Hagerman spoke of the Better Aid Bill, which was passed with support from all the opposition parties in the House of Commons. The bill says Canada’s international aid has to be consistent with international human rights, has to focus on poverty and has to involve consultation with the stakeholders.
“If we can get that implemented in a serious way, it would make a huge difference,” Hagerman said.
FOOD LINKED TO MILITARY
“What the Conservatives are trying to do is make Canada aid dollars address Canada’s foreign affairs agenda, things like military security. Basically they want to spend the money where they think it’ll come back and benefit us, rather than spending it where people are most in need.”
What else should Canada do? “We should be focusing on agriculture. Canada spends much less on agriculture today than it did even 20 years ago.”
The right to food is a legal right ratified by many countries, including Canada. The problem is the legislation “has no teeth,” Hagerman lamented. As a result, trade actions and investment protection actions always prevail in international tribunals.
“We need more teeth in that legislation at the national and international levels.”
During the food crisis last year, Canada did nothing until there was a food riot in Haiti and there was an attack on the Canadian embassy, Hagerman said.
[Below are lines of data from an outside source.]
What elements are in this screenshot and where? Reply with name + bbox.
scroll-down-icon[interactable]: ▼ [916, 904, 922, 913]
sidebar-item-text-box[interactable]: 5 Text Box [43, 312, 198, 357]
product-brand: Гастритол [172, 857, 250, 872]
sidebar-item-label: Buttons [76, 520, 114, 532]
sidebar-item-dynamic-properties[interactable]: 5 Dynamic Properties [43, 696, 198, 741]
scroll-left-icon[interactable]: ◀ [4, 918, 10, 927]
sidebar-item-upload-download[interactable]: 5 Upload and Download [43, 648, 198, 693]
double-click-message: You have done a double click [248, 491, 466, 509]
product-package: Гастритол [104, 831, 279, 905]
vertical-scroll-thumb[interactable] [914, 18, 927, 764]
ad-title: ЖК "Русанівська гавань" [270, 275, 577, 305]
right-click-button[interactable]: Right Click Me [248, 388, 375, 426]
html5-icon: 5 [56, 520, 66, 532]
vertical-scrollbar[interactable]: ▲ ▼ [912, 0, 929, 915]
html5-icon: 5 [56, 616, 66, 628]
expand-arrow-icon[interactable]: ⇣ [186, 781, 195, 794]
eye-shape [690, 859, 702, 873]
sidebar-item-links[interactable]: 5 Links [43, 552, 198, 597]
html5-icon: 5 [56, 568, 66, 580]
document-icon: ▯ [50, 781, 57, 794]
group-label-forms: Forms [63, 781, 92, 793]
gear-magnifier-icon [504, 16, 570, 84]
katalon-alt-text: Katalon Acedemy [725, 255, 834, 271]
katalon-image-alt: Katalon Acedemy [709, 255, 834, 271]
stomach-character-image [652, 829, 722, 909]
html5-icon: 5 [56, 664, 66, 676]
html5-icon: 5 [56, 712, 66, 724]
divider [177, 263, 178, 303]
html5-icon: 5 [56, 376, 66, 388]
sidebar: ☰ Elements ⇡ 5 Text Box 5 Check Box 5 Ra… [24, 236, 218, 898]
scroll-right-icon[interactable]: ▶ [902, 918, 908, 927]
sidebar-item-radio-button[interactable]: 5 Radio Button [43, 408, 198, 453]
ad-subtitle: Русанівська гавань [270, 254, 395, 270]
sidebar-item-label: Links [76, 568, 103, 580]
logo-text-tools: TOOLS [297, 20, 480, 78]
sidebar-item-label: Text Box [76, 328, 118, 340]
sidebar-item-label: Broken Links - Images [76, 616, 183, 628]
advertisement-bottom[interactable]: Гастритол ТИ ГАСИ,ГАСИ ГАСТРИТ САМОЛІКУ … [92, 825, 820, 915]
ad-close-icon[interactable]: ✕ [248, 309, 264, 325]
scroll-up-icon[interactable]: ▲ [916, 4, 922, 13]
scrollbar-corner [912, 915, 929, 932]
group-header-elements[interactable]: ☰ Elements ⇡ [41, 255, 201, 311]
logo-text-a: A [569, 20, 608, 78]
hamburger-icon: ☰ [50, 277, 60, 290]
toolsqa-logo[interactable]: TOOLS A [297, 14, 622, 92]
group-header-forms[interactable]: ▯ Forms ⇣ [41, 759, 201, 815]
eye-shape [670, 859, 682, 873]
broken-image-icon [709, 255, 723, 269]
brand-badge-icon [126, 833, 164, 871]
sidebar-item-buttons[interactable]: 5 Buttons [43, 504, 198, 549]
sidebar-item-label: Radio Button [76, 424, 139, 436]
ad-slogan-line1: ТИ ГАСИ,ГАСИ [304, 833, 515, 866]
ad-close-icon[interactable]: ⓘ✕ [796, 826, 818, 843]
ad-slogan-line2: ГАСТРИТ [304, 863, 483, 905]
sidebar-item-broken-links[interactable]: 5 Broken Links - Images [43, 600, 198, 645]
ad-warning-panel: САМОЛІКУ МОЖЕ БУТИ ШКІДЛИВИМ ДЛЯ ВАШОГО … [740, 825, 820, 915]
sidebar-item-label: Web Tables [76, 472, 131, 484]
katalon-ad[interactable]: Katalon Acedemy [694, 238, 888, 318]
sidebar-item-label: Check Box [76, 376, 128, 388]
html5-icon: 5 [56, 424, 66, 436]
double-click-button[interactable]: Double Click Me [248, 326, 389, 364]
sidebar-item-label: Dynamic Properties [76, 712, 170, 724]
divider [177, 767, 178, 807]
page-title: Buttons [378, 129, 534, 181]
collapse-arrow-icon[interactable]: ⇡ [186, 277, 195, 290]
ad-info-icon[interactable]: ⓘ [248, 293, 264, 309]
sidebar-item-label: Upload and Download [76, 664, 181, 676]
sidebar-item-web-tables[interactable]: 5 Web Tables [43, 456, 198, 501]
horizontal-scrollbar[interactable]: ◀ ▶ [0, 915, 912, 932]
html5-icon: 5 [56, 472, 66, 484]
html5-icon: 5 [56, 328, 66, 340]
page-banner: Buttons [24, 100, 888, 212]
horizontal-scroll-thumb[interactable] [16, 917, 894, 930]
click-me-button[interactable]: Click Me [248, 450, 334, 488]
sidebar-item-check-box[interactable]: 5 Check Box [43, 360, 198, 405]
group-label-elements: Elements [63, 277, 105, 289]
The reason for that is Canada and other Western countries see food insecurity as a security issue, “which says that if we don’t feed people maybe they are going to hurt us or start a war.”
But Hagerman said food insecurity is also an issue of justice. “God wants us to take a justice approach,” he told his audience. “God wants us to recognize people’s right to food.”
How can Canadians get involved? By praying, writing to their members of Parliament and participating in growing operations and then donating the produce to the FoodGrains Bank, he said.
The Food and Agriculture Organization at the UN defines hunger as those who consume less than 1,800 calories a day. Hagerman said a person needs 2,200 calories a day for healthy living. The adult Canadian consumes 2,900 calories a day.
“I urge you to think about your own consumption and then think if there is something you can fast from that may contribute to a positive change. It may be fasting from food, it may be fasting from driving, it may be fasting from electronics.”